Vergílio Ferreira, “Aparição”

Não vivo de palavras nem de histórias. Não vivo delas porque não alimentam coisa alguma senão o ser, em devaneios que vão e vêm com uma rapidez arrasadora. Vivo com a alma bêbeda de sonhos impossíveis, de mil e um futuros que nunca baterão à minha porta. E vivo assim porque ainda tenho asas, por muito que não tire os pés do chão.
Não conheço metade do que sou nem anseio por isso. A ignorância faz-nos felizes, torna-nos imunes ao sofrimento. Se não soubermos, não sentimos. Usamos os olhos para tudo e esquecemo-nos de ver com os outros sentidos. Vemos apenas o que se estende à nossa frente, o caminho mais fácil, sem desvios ou grandes complicações. Somos dados ao facilitismo, evitamos as lutas e viramos a cara aos problemas. Poucas são as pessoas que os resolvem realmente; é mais fácil fingir que nada aconteceu.

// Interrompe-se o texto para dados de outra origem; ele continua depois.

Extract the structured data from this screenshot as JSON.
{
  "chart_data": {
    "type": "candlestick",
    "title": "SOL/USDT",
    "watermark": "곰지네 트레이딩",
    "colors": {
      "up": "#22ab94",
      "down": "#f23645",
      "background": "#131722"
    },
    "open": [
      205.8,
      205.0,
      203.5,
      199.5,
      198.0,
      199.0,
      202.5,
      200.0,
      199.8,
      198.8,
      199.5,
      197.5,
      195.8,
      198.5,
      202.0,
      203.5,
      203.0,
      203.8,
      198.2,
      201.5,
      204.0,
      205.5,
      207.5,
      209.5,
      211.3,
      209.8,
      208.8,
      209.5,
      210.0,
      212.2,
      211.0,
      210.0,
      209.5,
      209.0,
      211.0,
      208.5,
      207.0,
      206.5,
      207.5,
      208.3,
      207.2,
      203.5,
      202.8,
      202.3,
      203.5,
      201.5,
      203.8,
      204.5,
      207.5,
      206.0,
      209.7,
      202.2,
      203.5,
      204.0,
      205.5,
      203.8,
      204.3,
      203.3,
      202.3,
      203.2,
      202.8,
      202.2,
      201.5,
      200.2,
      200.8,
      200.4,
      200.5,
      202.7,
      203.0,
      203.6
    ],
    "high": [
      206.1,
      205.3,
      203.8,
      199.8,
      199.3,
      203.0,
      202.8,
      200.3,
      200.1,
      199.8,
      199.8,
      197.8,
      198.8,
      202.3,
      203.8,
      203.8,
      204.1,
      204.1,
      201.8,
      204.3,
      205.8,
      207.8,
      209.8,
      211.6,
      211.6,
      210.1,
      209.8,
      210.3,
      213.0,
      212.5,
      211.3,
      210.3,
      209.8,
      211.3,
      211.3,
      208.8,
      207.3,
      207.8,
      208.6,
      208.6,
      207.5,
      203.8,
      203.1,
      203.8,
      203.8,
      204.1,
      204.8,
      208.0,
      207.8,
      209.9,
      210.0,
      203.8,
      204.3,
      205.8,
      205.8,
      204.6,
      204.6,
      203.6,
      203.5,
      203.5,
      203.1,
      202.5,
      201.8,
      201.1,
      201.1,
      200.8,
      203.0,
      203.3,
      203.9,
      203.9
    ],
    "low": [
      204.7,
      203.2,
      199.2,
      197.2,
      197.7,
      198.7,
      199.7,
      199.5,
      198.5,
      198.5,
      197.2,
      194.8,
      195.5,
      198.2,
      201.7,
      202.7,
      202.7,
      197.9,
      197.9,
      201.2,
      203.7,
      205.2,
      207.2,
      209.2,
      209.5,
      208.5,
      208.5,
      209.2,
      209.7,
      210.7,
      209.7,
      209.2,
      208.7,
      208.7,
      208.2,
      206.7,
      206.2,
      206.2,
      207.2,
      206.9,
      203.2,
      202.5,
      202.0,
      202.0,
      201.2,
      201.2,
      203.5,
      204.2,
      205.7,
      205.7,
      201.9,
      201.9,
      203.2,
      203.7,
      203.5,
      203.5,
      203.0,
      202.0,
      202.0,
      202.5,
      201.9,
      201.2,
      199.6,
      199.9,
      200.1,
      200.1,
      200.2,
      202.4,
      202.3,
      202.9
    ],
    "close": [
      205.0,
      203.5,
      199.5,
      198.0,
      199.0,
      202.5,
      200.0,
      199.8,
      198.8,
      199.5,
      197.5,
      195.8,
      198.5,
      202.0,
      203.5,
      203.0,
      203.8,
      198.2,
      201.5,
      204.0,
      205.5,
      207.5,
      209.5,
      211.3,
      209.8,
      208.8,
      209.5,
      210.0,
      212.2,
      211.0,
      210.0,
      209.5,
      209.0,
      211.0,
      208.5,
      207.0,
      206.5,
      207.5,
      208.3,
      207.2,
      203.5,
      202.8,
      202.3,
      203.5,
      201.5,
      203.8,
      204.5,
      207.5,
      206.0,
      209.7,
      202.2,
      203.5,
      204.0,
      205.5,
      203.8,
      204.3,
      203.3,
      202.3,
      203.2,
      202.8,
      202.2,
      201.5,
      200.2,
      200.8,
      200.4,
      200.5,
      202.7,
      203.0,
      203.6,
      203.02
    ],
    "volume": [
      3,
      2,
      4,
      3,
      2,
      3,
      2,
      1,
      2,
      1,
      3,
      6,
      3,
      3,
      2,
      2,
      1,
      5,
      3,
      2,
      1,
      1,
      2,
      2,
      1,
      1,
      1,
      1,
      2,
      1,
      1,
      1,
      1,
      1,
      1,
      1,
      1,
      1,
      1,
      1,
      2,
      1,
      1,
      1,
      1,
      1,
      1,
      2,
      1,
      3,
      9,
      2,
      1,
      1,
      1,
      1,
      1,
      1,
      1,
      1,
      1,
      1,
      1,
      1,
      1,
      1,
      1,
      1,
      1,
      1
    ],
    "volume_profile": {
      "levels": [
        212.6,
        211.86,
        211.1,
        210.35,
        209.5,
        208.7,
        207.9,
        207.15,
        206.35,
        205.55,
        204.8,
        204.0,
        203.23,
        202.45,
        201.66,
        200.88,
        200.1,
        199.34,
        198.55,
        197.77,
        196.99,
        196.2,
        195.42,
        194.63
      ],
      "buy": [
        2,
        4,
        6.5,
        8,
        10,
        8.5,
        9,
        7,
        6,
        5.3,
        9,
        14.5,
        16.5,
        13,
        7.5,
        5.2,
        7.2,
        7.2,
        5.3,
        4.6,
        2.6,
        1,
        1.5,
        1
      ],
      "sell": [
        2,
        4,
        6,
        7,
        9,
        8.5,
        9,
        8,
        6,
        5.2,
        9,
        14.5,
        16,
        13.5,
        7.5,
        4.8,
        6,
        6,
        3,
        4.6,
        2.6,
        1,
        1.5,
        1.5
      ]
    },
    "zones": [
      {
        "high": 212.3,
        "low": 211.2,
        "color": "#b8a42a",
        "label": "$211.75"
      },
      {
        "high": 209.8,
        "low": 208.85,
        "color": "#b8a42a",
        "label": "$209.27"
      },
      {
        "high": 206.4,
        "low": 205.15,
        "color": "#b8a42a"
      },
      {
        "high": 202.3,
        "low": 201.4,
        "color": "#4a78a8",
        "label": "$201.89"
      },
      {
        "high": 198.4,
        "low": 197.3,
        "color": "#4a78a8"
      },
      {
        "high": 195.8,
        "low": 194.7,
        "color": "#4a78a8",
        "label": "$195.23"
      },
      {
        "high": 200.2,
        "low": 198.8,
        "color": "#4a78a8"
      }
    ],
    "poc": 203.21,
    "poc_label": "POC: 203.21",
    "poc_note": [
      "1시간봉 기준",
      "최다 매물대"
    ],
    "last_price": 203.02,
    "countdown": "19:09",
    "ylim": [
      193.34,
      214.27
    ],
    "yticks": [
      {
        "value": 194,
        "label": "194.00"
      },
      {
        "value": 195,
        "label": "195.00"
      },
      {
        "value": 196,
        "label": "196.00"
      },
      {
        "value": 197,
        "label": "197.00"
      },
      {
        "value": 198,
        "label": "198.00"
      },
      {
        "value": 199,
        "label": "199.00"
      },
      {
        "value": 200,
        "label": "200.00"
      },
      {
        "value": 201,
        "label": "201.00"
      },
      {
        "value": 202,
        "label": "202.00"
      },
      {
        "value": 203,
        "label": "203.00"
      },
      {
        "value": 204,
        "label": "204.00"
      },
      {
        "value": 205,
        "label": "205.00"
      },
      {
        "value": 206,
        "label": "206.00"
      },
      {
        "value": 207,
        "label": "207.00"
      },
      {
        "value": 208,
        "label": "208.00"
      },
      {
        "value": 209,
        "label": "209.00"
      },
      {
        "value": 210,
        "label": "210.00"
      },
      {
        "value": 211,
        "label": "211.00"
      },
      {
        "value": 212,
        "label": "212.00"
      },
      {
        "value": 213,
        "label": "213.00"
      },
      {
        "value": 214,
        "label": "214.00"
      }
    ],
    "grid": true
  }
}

Não tenho dom nenhum. Não compreendo as pessoas, não entendo o mundo e mudo de opinião todos os dias. Mas dou valor às palavras e tenho com elas um companheirismo imenso, como se nos conhecêssemos desde o dia em que nasci. Aprecio-as sobremaneira porque não se deixam usar, porque batem o pé àqueles que querem fazer delas um veículo para um determinado fim. Depois esquecem-nas, como se esquece o Inverno quando vemos florir nas árvores a Primavera. Eu mantenho-as comigo todos os dias, como fiéis companheiras e amigas.
Não é fácil lidar com as palavras, sobretudo quando se tem por elas o amor que lhes dou. Algumas magoam, como se fossem facas a forçarem a pele a rasgar-se. Mas há palavras que nos elevam, que nos relembram as asas que temos e que nos esquecemos de usar. São ambas necessárias; caso não existissem palavras más, não daríamos valor àquelas que nos aquecem o ser. E utilizo ambas porque sou humana e nem sempre está tudo bem, nem tudo corre pelo melhor. Porém, substituo os murros no ar por palavras afiadas das quais muitas vezes me arrependo.
Não sei o que me reserva o futuro e talvez um dia esqueça o meu amor às palavras. Talvez um dia viva de gestos e olhares, com os lábios colados e os pensamentos mudos. Por enquanto aproveito o sabor de cada sílaba, o paladar extravagante da mais simples palavra. O mundo faz-se ouvir com a voz e a voz com as palavras.